この映画で、登場人物たちがことごとく無責任な噂話をするのは、決して「空白が空白として残ることを示す」ための埋め合わせなどではなくて、事実かどうかも分らないいい加減な噂を、誰からどのように受け取り、その噂によってどのような行動が誘発されるか、あるいはその噂の解釈がどのように変化してゆくのか、という事が、登場人物たちの置かれた状況やその人間関係などを、あるいは他人に対する見方のようなのを、顕在化させるからだろう。つまり「ブレスレット盗難事件」を巡る噂話は、卒業制作を控えた美術大学の内部の人間同士の関係を顕在化し、また動かしてもゆく装置として採用されているのだ。第一、主人公の神崎がこの事件の捜査に乗り出すのは、映画のネタを得るという以上に、この事件の犯人であると噂されている人物(松永)が、恋人である恭子の元カレであり、普段からあまり良い噂を聞かない人物であるからという要因の方が大きいのだ。神崎にとっての興味は、はじめから「ブレスレット盗難事件」そのものではなく、松永という人物に向けられている。(不在の小野寺などどうでもいいのだ。)当初、事件の噂について懐疑的だった神崎が、松永の悪い噂を幾つも聞かされるうちに、すっかり松永が犯人だと思い込むようになるのだが、この変化(判断の混乱)の原因の1つに、恋人である恭子に対する感情があることは疑いようがない。こういう部分をみないで「空白」にばかり目をとられていると、この映画にとても繊細に仕掛けられている、人物同士の関係の微妙なズレや呼吸のようなものを、平気で見逃してしまいかねない。ましてや《この映画自体も、きたるべき本編を見ることの欲望をつかのま充足させるもの、つまり予告編であるといえるのである》などと言う考えは理解し難い。映画というのは、具体的に目に見えている映像であり、聞こえている音響であって、あらゆる思考はそこからはじまるのだと思う。

《最終場面、神崎にブレスレットが手渡され、映画が完結したと思われた瞬間、事件の他の解釈が発生する。(掛井と藤城は、神崎から奪ったメモを分析することによって、別の物語を再生させる意図を明らかにしている。)いいかえれば、映画『正門前行』の正当な出自が明かされ、ひとつの全体をなそうとした瞬間、他の場所で解消不能な分裂が生成されるのだ。事件の複数の解釈を束ねているのはブレスレットであり、それを媒介に登場人物たちの行為(解釈という)は交換されている。だが、われわれとしては、唐突に出現したブレスレットによって、この事件が代理されうるということよりも、まさにそのことによって、相互に矛盾する証言が同等に扱われ、それらが共存するようにみえる場所さえ与えられてしまうことに注目すべきだろう。ブレスレットは事件を表象しつつ隠蔽する装置なのだ。
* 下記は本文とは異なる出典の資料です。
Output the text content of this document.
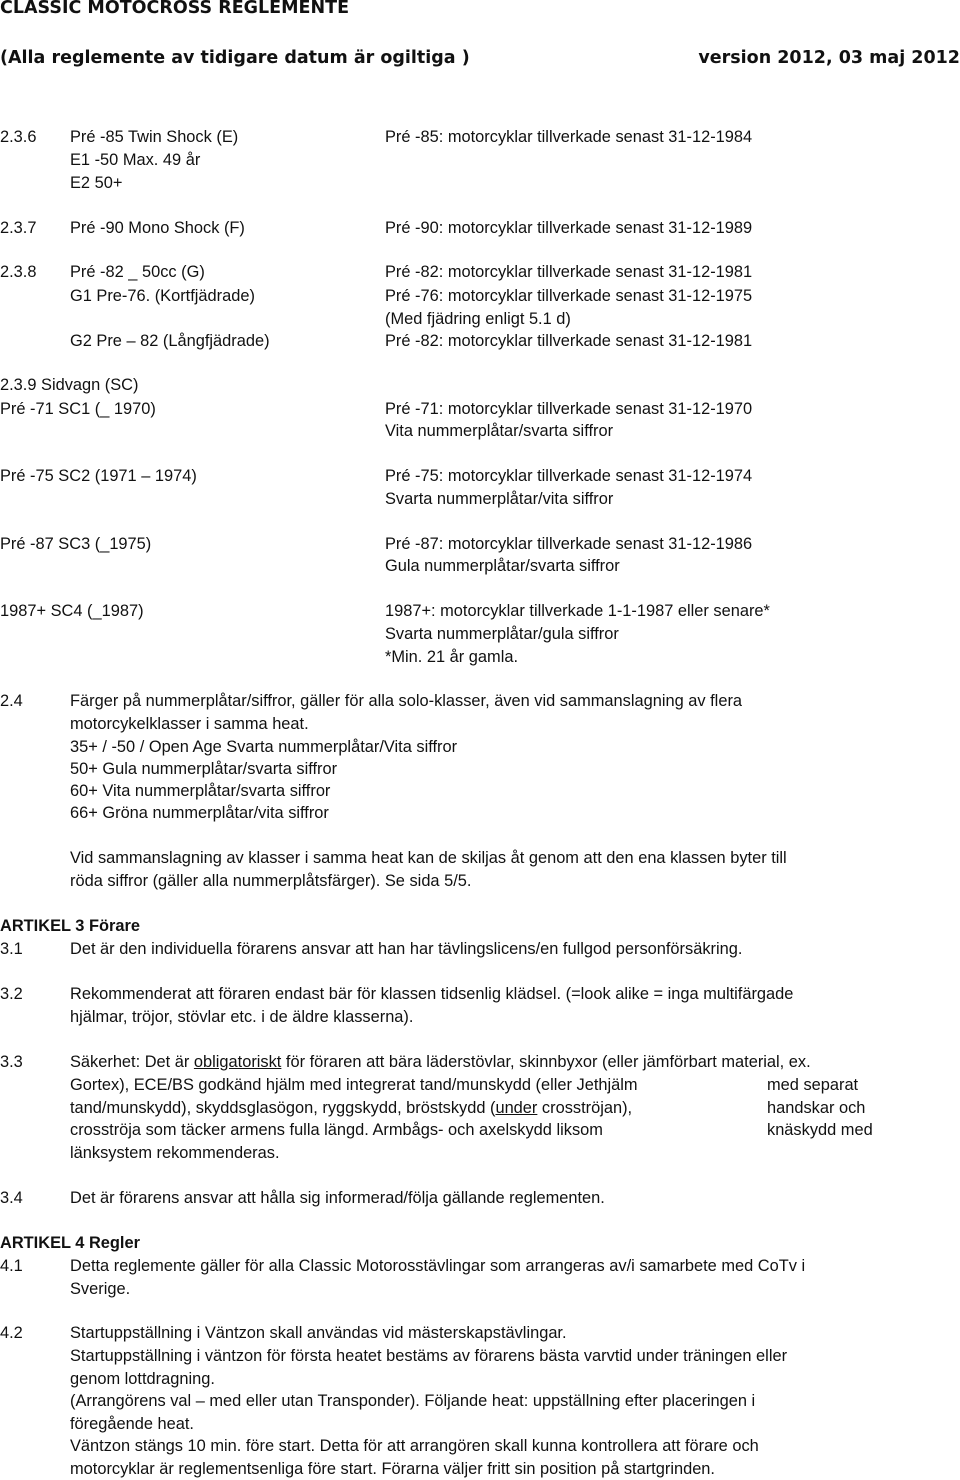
CLASSIC MOTOCROSS REGLEMENTE
(Alla reglemente av tidigare datum är ogiltiga )	version 2012, 03 maj 2012
2.3.6 Pré -85 Twin Shock (E)	Pré -85: motorcyklar tillverkade senast 31-12-1984
E1 -50 Max. 49 år
E2 50+
2.3.7 Pré -90 Mono Shock (F)	Pré -90: motorcyklar tillverkade senast 31-12-1989
2.3.8 Pré -82 _ 50cc (G)	Pré -82: motorcyklar tillverkade senast 31-12-1981
G1 Pre-76. (Kortfjädrade)	Pré -76: motorcyklar tillverkade senast 31-12-1975
(Med fjädring enligt 5.1 d)
G2 Pre – 82 (Långfjädrade)	Pré -82: motorcyklar tillverkade senast 31-12-1981
2.3.9 Sidvagn (SC)
Pré -71 SC1 (_ 1970)	Pré -71: motorcyklar tillverkade senast 31-12-1970
Vita nummerplåtar/svarta siffror
Pré -75 SC2 (1971 – 1974)	Pré -75: motorcyklar tillverkade senast 31-12-1974
Svarta nummerplåtar/vita siffror
Pré -87 SC3 (_1975)	Pré -87: motorcyklar tillverkade senast 31-12-1986
Gula nummerplåtar/svarta siffror
1987+ SC4 (_1987)	1987+: motorcyklar tillverkade 1-1-1987 eller senare*
Svarta nummerplåtar/gula siffror
*Min. 21 år gamla.
2.4	Färger på nummerplåtar/siffror, gäller för alla solo-klasser, även vid sammanslagning av flera
motorcykelklasser i samma heat.
35+ / -50 / Open Age Svarta nummerplåtar/Vita siffror
50+ Gula nummerplåtar/svarta siffror
60+ Vita nummerplåtar/svarta siffror
66+ Gröna nummerplåtar/vita siffror
Vid sammanslagning av klasser i samma heat kan de skiljas åt genom att den ena klassen byter till
röda siffror (gäller alla nummerplåtsfärger). Se sida 5/5.
ARTIKEL 3 Förare
3.1	Det är den individuella förarens ansvar att han har tävlingslicens/en fullgod personförsäkring.
3.2	Rekommenderat att föraren endast bär för klassen tidsenlig klädsel. (=look alike = inga multifärgade
hjälmar, tröjor, stövlar etc. i de äldre klasserna).
3.3	Säkerhet: Det är obligatoriskt för föraren att bära läderstövlar, skinnbyxor (eller jämförbart material, ex.
Gortex), ECE/BS godkänd hjälm med integrerat tand/munskydd (eller Jethjälm	med separat
tand/munskydd), skyddsglasögon, ryggskydd, bröstskydd (under crosströjan),	handskar och
crosströja som täcker armens fulla längd. Armbågs- och axelskydd liksom	knäskydd med
länksystem rekommenderas.
3.4	Det är förarens ansvar att hålla sig informerad/följa gällande reglementen.
ARTIKEL 4 Regler
4.1	Detta reglemente gäller för alla Classic Motorosstävlingar som arrangeras av/i samarbete med CoTv i
Sverige.
4.2	Startuppställning i Väntzon skall användas vid mästerskapstävlingar.
Startuppställning i väntzon för första heatet bestäms av förarens bästa varvtid under träningen eller
genom lottdragning.
(Arrangörens val – med eller utan Transponder). Följande heat: uppställning efter placeringen i
föregående heat.
Väntzon stängs 10 min. före start. Detta för att arrangören skall kunna kontrollera att förare och
motorcyklar är reglementsenliga före start. Förarna väljer fritt sin position på startgrinden.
》

《相互に矛盾する証言が同等に扱われ、それらが共存するようにみえる場所》は、唐突に出現したブレスレットによってもたらされる訳ではないし、《事件の他の解釈》は、映画が完結したと思われる瞬間に発生するのでもない。事件の他の解釈は、映画が開始された当初から掛井と藤城というもう一組の「探偵」から何度も提出されているし、恭子の友人の口からも提出されている。つまりこの映画は始めから《相互に矛盾する証言が同等に扱われ、それらが共存するようにみえる場所》としてあるのだ。そして、映画のラストに神崎の手にブレスレットが舞い込んだ後でも、事件の真相は曖昧なままで宙吊りにされている。(ブレスレットは何ら特権的なオブジェクトではない。)つまり「ブレスレット盗難事件」そのものについては、この映画の始めも終りも大して変わらず、よく分らないままなのだ。しかしそれは決して「表象の不可能性」などを示しているのではなくて、たんにこの映画では誰も本気で「ブレスレット盗難事件」について探ろうとなどしていないという事実を示しているに過ぎない。ただ、それぞれの人物が自分勝手な思惑や成りゆきから、噂を受け取り、それによって行動し、また誰かに伝達しているだけなのだ。それらの噂の流れを、超越的に俯瞰して捉えられる人物などどこにも存在しない。だからそれぞれの人物が、まるで松永がしているビリヤードの玉のように、バラバラに行動し、偶然にあっちにぶつかり、こっちにぶつかりしながら、予期せぬ方向へ動いていってしまうのだ。人は全てを知ることは出来ず、自分の知っていること(や利害や感情)から物事を判断するしかない。主人公の神崎は、当初事件の無責任な噂について冷静で真っ当な判断をしてたのだが、松永が女子校生と歩いてるのを目撃して疑惑を感じ、調べてゆくうちに松永の悪い噂ばかりを聞くことになり、いつの間にかすっかり松永を犯人だと思い込むのだが、実際に松永と会ってみると以外にいい奴で、彼の話は噂とは全く違っていて、松永との間に友情すら芽生えかけるのだけど、ラストの女子校生とブレスレットの出現で、再び彼に対する信頼は揺らぎ疑いが生じてしまう。《映画『正門前行』の正当な出自が明かされ、ひとつの全体をなそうとした瞬間、他の場所で解消不能な分裂が生成される》のではない。解消不能な分裂は常に至るところで生成されつづけているのだ。我々の住んでいる世界では、解釈はいつも暫定的にしかありえず、ある解釈の成立と同時に解消不能な分裂は必ず生まれてしまうのだ。過去に起こった(知り得た)事柄を分析することである解釈を構成することはできるが、それは常に未来に起こる(知り得る)出来事によって書き換えられるという可能性とともにあるしかないのだ。そのような世界のなかに存在している人物たちが、それぞれの暫定的な解釈に基づいて行動し、それらが偶然にぶつかり、互いに影響し合いながらも、バラバラに動いてゆくのがこの社会という場所なのだ。(神崎と恭子との恋愛も、そのような社会のなかで「発生」しているのだ。)映画『正門前行』は、そのような世界像をたぐい稀な繊細さ周到さで構成しようとしているように思う。この映画における「リアルさ」とは、つまりそういうことなのだ。